By Kathianne Boniello

The third time appeared to be the charm for Democrat Tony Avella Tuesday as the longtime civic activist headed toward victory over Republican lawyer Dennis Saffran to succeed northeast Queens City Councilman Mike Abel (R-Bayside), according to unofficial results.

With 95 percent of the precincts reporting, Avella had edged out Saffran, a Douglaston resident, by 1 percentage point in Tuesday’s general election, New York 1 said. If the victory holds, Avella would become the first Democrat to hold Abel’s 19th Council District seat, a district first carved out in 1991. A College Point resident, Avella had run for the post twice before, failing both times to win the seat.

A fixture in the district, Avella appeared to have the upper hand throughout the race. But the rising popularity in Queens of Republican mayoral candidate Michael Bloomberg led some to question whether Saffran would be carried on Bloomberg’s coattails to success.

Though the 19th Council District has more than two registered Democrats to every Republican, it has elected Republicans. Abel’s successes and the popularity here of current Republican Mayor Rudy Giuliani led some to believe the Republicans could retain the district.

Abel, like the rest of the Queens city council delegation, is prohibited from running for office this year because of the city’s term limits law. Abel was one of only three Republicans in the City Council.

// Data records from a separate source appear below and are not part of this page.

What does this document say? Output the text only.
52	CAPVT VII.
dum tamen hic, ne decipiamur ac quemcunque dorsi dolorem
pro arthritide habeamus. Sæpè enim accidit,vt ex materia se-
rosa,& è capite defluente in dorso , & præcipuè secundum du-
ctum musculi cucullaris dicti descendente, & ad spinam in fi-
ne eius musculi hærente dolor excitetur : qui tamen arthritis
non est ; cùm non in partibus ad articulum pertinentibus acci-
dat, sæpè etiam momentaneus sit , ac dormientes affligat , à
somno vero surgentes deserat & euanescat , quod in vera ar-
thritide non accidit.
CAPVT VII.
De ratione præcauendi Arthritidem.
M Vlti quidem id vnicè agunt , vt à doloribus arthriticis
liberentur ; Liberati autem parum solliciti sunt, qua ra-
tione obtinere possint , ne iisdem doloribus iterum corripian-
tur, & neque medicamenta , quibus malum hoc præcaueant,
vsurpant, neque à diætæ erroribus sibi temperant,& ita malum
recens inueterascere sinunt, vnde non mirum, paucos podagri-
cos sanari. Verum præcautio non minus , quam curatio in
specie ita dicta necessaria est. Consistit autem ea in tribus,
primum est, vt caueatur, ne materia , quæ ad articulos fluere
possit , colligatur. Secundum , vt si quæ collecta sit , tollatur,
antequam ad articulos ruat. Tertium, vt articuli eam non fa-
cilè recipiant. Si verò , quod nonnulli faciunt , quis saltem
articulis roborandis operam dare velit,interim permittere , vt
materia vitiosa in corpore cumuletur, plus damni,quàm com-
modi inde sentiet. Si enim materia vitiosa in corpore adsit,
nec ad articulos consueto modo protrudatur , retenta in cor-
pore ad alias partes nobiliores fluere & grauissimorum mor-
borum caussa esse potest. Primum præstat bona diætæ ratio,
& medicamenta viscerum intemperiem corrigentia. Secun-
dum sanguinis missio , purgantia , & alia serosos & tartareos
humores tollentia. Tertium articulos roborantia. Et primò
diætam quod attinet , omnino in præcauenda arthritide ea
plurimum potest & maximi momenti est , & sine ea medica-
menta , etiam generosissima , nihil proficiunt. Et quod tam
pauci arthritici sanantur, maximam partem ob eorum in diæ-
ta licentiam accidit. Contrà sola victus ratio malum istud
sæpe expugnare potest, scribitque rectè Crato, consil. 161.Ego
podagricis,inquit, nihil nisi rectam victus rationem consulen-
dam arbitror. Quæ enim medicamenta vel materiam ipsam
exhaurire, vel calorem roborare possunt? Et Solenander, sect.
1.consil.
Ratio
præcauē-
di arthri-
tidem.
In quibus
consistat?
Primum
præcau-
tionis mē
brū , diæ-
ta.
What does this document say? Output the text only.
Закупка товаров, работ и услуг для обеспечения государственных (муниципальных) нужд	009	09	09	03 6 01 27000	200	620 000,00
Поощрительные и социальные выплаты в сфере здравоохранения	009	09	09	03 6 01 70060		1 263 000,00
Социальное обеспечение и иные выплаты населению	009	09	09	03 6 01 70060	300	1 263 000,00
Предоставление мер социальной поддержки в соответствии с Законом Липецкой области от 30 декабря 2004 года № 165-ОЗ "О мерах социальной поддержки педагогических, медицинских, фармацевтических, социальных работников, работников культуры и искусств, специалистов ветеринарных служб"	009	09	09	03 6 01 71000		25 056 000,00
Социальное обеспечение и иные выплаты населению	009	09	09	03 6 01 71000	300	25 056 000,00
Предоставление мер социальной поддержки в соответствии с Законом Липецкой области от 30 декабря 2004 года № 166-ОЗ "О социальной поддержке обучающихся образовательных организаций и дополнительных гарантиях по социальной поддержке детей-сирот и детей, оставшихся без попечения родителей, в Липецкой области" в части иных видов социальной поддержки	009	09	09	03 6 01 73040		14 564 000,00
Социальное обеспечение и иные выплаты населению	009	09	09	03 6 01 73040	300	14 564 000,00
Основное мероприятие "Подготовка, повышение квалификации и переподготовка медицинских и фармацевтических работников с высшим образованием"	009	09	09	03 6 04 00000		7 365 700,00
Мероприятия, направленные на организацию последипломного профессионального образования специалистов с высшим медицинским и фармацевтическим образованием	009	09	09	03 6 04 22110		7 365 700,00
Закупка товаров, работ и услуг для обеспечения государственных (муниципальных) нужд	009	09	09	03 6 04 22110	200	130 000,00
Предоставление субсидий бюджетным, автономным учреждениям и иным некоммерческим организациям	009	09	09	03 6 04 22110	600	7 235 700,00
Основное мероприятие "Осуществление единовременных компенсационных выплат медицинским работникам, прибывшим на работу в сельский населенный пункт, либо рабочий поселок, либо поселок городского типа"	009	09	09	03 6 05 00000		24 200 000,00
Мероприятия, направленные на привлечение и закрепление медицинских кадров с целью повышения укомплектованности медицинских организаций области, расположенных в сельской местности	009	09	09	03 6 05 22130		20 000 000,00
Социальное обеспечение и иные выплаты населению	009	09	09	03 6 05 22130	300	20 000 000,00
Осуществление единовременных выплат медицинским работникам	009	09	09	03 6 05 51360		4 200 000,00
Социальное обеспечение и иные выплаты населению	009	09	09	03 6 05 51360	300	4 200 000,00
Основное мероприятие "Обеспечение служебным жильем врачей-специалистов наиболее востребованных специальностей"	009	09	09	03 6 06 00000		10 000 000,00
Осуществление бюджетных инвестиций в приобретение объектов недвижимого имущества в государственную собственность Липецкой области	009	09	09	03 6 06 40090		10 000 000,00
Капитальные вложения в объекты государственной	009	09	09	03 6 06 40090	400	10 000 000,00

The 19th Council District covers most of northeast Queens and includes the communities of Bayside, Bay Terrace, Whitestone, College Point, Malba, Douglas Manor, Beechhurst, and parts of Douglaston, Little Neck, Auburndale, Linden Hill, and Murray Hill.

Handily beating four other Democrats in a Sept. 25 primary, Avella based his campaign on a lengthy record of public service in the district. The race was also a challenge for Avella because two Democrats who lost Sept. 25 — Jerry Iannece and Arthur Cheliotes — were on the ballot for the general election on third party lines, drawing votes away from Avella in what turned out to be a close race.

Citing the Republican history of the district and the apparent drawing power of Republican mayoral candidate Michael Bloomberg in the area, Avella said he considered his apparent win “a great victory.”

Avella campaign coordinator Evan Stavisky said the Democrats had earned a significant victory with Avella’s success in the race by taking back at least one of the three Republican council seats in the borough.

Saffran, the only Republican in the race who also ran on the Conservative Party line, had been criticized by some as a Democrat who turned Republican just to run for office. The Douglaston lawyer worked as a Democrat with state Attorney General Eliot Spitzer before heading the conservative think tank, the Center for Community Interest.

Leaning heavily on the successes of the Giuliani administration, which included reducing crime, Saffran sounded a similar theme throughout the campaign: a desire “to fight to preserve and build on the Giuliani reforms of the last eight years.”

Despite the difference in political parties Avella and Saffran named similar goals during campaign stops, including denouncing illegal zoning and touting the need to preserve the residential character of the district’s northeast Queens neighborhoods.